Department of Justice Cracks Down on Massive, Sophisticated Software Piracy Ring 

Department of Homeland Security investigators tracked down six men behind a $100 million global piracy ring.

Photo by Win McNamee/Getty Images

If you bought an inexplicably cheap copy of Photoshop or Microsoft Office in the last few years, even from a site as reputable as Overstock.com or Amazon, you may have been an unwitting customer in a $100 million global piracy ring—one that’s now ended with guilty pleas from half a dozen men across nearly as many states.

On Thursday the Department of Justice announced that it’s reached plea agreements with all six individuals charged in a six-year massive fraud scheme, which prosecutors say sold more than 170,000 copies of Adobe and Microsoft programs including Windows, Office, Photoshop, and Creative Suite, complete with valid registration codes and even physical certificates of authenticity. The men, who were tracked by investigators at the Department of Homeland Security, offered those pirated copies of the software at a discount through sites including Amazon, Overstock, eBay, Craigslist, and in some cases their own individual websites. Five of the convicted men face up to five years in prison (the sixth faces just three years) and up to a quarter-million dollars in restitution each.

“It appears to be one the biggest software piracy cases, if not the biggest, the department has ever handled,” U.S. Attorney Tammy Dickinson told Wired in a phone interview. She said the men’s guilty pleas are “a significant deterrent, in that it shows the Department of Justice and our partner agencies like Homeland Security have the technology and the ability to uncover these illegal schemes.”

In all, investigators say they’ve tracked $100 million in sales across the six defendants, including an estimated $30 million in profits. In their bust of the fraud ring, investigators searched 13 homes in five states and seized $20 million in assets, including 10 “luxury automobiles” and 27 pieces of real estate.

Homeland Security’s case began when customer complaints led the agency to 29-year-old Carey Lee Ross in Kansas City, Missouri. They discovered that Ross’ business, Software Slashers, was reselling tens of thousands of stolen Microsoft software registration codes obtained from a source in China. Digging into Ross’ communications, they traced those codes to other counterfeit software resellers across the country and then to their suppliers, too, some of whom were in Germany and Singapore. (Ross pleaded guilty to his part of the scheme in June.)

Investigators found that the loosely connected ring of software fraudsters were buying real, stolen registration codes, usually listed in an Excel spreadsheet or a Word document, along with counterfeit packaging, official-looking cards on which the stolen registration codes were printed, and faked or stolen certificates of authenticity that were placed on the software packages. In many cases, the same registration codes were resold several times to unwitting customers. If Microsoft or Adobe detected the code’s reuse and disabled the software, the seller would simply offer the customer a new stolen code.

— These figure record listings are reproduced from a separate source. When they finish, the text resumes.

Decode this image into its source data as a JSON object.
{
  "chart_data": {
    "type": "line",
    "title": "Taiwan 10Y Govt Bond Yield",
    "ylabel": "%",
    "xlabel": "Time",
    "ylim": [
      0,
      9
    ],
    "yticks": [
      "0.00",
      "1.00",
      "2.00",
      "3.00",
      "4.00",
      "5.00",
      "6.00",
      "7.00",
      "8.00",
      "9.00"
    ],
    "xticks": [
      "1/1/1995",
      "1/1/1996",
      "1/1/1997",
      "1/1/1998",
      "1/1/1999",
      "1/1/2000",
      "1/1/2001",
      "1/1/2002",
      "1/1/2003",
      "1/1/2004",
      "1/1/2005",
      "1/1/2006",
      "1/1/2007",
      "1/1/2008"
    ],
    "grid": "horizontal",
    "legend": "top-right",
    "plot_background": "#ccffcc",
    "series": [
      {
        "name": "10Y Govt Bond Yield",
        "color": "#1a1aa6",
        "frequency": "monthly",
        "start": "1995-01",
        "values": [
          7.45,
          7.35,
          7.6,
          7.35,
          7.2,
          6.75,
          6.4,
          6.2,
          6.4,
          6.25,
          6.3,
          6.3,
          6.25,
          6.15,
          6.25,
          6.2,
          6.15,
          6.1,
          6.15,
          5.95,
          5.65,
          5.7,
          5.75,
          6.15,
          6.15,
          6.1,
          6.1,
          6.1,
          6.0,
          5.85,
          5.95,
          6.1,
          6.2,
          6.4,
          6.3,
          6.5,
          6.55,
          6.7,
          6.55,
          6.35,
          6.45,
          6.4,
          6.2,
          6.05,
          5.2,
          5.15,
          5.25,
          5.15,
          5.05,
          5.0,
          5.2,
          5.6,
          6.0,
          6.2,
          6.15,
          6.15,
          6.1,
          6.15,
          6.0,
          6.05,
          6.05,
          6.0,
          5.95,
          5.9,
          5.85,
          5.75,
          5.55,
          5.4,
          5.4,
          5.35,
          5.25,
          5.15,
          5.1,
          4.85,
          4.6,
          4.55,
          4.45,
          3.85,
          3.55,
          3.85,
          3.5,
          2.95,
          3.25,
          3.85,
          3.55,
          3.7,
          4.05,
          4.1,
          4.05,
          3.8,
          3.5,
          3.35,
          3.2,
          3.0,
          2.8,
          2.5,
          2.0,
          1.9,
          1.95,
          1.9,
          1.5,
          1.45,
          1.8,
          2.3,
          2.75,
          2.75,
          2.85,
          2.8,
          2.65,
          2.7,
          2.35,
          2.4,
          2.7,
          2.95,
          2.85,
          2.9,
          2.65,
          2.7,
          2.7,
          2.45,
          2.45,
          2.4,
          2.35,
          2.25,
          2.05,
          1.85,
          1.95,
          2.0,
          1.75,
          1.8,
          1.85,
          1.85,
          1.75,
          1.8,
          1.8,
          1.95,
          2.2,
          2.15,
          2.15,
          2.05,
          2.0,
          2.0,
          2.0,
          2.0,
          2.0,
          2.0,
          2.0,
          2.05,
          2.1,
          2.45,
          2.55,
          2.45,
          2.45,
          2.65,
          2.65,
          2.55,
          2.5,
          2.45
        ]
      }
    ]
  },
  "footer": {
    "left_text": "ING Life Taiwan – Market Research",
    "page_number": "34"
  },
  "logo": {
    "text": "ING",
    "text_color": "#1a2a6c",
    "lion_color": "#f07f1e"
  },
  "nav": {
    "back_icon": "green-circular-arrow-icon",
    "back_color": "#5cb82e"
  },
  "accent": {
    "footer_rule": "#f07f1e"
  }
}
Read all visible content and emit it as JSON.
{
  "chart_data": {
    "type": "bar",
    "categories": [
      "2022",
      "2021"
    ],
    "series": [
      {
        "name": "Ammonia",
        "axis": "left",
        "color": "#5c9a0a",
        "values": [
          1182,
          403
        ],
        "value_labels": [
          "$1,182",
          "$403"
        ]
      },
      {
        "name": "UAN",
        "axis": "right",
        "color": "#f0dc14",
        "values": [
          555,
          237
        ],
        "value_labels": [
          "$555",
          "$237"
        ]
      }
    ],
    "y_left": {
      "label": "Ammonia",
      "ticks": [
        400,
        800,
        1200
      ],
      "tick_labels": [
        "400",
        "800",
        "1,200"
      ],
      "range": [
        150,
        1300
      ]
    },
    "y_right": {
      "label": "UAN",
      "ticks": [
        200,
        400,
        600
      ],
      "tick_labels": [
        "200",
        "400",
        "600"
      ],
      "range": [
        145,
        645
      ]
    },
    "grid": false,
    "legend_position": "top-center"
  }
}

As part of the scheme, one of the six defendants, 41-year-old Maryland man Reza Davachi, used a nonprofit business called Project Contact Africa, which sold both his own and Ross’ pirated software through an eBay store. By telling eBay that the business was a charitable organization and falsely promising customers that 100 percent of sales went to an African aid project, Davachi boosted his revenue and also convinced eBay to take smaller fees on each sale. Prosecutors say that charity scheme helped him deprive eBay of more than $900,000 in commissions on the pirated software.

Despite their massive bust, investigators still haven’t explained the origin of the stolen software codes that made the entire scheme possible. Exactly who in China, Singapore, or Germany supplied those pilfered registration keys isn’t clear, and the question points to serious leaks of Adobe and Microsoft’s secrets in their supply chain. Prosecutors declined to comment on that mystery, citing their ongoing investigation. “We can’t provide additional information about the investigation at this time,” said Dickinson. “But we expect that more offenders soon will be brought to justice.”